Reference: Facility policy and procedure Subject: 'Emergency Care & Transfers of Individuals with Emergency Medical Conditions (EMTALA)' indicates, "... Policy: All individuals who come to an Atlantic Health System hospital seeking emergency medical treatment must receive an appropriate medical screening examination by a physician or otherwise qualified medical personnel as designated by the Atlantic Health System Board of Trustees. ... "Qualified Medical Personnel" mean those personnel designated by the Atlantic Health Board of Trustees as a QMP, as follows: [1st bullet] The emergency Department ("ED") Physicians who have contracted with Atlantic Health System to provide emergency room service at Atlantic Health System Facilities; [2nd bullet] Qualified residents, physicians assistants, and nurse practitioners while under the supervision of the ED Physician; [3rd bullet] Members of the Trauma Team receiving patients directly for treatment who have not been admitted through the ED; [4th bullet] Members of Labor and Delivery receiving patients directly for treatment who have not been admitted through the ED; [5th bullet] Members of the Pediatric Intensive Care Unit receiving patients directly for treatment who have not been admitted through the ED; [6th bullet] Members of the Neonatal Intensive Care Unit receiving patients directly for treatment who have not been admitted through the ED; and, [7th bullet] Specialty services, when requested by the ED Physician, including cardiologists."

1. On 9/19/13 the Medical Staff Bylaws Rules and Regulations were reviewed in the presence of Staff #1. The Medical Staff Bylaws Rules and Regulations lacked evidence of a definition of a QMP able to perform a MSE of patients.

2. Staff #1 stated that a QMP was defined in the facility's EMTALA policy, as referenced above.
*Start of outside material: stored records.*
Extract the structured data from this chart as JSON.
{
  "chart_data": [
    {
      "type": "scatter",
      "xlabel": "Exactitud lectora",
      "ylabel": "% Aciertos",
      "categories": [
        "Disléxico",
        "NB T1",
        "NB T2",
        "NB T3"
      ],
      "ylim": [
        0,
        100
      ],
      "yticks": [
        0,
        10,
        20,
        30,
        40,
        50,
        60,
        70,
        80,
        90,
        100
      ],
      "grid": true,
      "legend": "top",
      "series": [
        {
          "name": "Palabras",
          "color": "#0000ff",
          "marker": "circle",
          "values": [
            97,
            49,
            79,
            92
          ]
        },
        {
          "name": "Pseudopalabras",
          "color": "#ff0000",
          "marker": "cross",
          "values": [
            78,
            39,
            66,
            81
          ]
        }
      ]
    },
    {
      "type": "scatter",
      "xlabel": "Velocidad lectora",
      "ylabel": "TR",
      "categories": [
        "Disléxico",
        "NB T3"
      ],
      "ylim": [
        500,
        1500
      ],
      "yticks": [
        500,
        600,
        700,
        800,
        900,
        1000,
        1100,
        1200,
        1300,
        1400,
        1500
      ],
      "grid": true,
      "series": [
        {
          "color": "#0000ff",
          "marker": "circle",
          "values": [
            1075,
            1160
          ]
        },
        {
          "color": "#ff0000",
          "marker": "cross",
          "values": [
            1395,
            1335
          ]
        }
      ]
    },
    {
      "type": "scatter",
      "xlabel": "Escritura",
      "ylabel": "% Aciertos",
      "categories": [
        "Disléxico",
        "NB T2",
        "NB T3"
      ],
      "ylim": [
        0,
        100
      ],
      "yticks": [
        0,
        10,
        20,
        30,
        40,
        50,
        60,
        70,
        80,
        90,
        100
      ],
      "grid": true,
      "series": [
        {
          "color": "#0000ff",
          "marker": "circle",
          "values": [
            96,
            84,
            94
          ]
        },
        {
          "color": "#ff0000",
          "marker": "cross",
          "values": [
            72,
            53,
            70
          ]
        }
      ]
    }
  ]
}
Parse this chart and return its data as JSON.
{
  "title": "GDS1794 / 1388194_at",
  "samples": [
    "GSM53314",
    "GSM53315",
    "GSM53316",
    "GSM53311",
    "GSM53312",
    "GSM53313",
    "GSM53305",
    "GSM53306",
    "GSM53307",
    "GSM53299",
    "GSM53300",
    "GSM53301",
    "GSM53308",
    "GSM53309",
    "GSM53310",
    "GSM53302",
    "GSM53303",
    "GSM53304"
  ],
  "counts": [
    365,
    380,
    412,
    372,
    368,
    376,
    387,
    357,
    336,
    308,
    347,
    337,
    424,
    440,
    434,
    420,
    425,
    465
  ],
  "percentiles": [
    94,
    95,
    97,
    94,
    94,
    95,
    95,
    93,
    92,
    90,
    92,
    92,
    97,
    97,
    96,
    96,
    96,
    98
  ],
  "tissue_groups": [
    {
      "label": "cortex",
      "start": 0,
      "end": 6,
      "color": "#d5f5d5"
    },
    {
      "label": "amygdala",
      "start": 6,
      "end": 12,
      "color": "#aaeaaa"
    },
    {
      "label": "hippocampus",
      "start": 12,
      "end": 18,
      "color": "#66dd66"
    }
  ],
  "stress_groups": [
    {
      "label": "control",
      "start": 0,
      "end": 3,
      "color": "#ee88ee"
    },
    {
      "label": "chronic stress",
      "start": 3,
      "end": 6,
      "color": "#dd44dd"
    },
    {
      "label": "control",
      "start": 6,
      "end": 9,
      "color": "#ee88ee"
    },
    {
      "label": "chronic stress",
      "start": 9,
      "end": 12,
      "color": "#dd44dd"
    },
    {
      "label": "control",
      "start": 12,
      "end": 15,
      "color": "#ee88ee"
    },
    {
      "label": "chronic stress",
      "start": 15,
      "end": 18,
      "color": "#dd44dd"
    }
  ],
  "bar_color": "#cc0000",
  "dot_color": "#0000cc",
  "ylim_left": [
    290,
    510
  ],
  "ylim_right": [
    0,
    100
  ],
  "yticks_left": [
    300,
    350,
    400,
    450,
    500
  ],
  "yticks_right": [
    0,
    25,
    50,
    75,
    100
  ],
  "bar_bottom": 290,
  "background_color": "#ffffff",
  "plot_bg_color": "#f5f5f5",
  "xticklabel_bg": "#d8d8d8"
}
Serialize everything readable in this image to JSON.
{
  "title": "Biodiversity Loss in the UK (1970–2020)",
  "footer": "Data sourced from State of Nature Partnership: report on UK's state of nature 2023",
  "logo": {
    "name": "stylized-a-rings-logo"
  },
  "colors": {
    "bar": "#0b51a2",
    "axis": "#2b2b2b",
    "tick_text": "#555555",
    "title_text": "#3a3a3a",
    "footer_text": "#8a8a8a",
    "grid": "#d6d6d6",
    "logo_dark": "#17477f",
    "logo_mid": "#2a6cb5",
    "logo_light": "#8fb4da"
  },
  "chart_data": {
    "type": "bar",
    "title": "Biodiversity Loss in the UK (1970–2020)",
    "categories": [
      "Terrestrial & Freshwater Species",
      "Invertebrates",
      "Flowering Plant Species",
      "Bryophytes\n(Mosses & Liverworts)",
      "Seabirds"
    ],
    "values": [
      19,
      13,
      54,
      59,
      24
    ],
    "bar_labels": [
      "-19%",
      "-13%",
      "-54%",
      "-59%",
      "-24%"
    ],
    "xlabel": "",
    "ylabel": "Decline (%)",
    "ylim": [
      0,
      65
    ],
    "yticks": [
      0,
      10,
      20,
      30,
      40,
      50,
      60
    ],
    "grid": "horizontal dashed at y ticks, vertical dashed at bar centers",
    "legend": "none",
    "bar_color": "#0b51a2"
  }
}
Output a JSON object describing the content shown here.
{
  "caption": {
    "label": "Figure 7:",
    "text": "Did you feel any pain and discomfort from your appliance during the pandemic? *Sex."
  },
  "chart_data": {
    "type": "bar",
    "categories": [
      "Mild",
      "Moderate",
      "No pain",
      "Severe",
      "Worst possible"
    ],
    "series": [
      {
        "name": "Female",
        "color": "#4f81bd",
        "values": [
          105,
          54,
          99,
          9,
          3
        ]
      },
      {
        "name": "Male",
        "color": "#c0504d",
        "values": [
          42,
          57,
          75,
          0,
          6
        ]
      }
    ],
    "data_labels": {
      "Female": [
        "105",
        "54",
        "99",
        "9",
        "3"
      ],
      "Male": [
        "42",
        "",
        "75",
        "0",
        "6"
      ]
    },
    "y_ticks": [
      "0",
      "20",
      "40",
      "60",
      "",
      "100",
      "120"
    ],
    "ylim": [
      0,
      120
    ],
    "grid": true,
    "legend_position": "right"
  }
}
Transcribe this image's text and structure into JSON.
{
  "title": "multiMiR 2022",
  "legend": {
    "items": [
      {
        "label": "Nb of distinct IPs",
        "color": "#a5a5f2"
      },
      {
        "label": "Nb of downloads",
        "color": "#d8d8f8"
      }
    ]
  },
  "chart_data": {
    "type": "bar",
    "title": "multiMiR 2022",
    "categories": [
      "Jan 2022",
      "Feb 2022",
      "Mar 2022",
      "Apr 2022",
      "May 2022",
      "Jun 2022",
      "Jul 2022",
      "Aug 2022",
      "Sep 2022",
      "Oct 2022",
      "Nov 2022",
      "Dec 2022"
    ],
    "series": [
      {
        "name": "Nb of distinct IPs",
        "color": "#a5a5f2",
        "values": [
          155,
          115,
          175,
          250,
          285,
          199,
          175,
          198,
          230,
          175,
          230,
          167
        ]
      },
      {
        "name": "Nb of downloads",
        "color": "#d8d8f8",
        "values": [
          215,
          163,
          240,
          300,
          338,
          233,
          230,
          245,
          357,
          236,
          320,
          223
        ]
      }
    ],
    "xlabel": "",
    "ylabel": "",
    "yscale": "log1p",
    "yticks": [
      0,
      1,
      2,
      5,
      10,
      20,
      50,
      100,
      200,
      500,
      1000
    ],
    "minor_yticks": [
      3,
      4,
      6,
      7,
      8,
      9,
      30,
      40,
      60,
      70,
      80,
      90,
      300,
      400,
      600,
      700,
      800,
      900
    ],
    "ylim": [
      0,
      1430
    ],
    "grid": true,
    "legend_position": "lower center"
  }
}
3. The facility's EMTALA policy states in bullet numbers three, four, five, and six, that a MSE can be performed by "members of" various teams/units, but it does not specify who the member is that can perform the MSE, i.e. a doctor, a certified nurse midwife. This was confirmed by Staff #1.






2406 Med Screen

Based on review of the facility's physician on call lists and staff interview, it was determined that the facility failed to maintain a physician on call list that does not list a physician group practice as opposed to an identified individual physician name.

Findings include:

1. On 9/18/13 review of the physician on call list identified physician group names as on call for the following dates:

a. Pediatrics:

i. 3/25/13 thru 5/5/13

ii. 5/20/13 thru 7/28/13

iii. 8/12/13 thru 9/22/13

b. Spine surgery for the months of April 2013 thru September 2013.

c. Bariatrics for the months of April 2013 thru September 2013.

d. General Surgery:

i. April 1, 3, 5, 7-8, 11, 13, 15, 17, 19, 21-22, 25, 27, and 29 of 2013.

ii. May 1, 3, 5-6, 9, 11, 13, 15, 17, 19-20, 23, 25, 27, 29, and 31 of 2013.

iii. June 1, 3, 5-7, 9-10, 12-15, 17, 19-24, 26-27, and 29-30 of 2013.

iv. July 1, 3, 5-8, 10-11, 13, 15-16, 18-19, 21-22, 24, 26-27, and 29-30 of 2013.

v. August 1-2, 4-5, 7-16, 18-19, 21-24, and 26-30 of 2013.

vi. September 1-2, 4, 6-7, 9-10, 12-16, 21, 23-24, 26-27, and 30 of 2013.

2. Staff #1 confirmed that physician group names were identified for pediatrics, spine, bariatrics, and general surgery instead of physician names.

3. On 9/19/13 at 10:00 AM the ED was toured in the presence of Staff #1 and Staff #2. The on-call list posted by the unit secretary's desk was reviewed and a physician name was not identified for the pediatric and spine surgery services.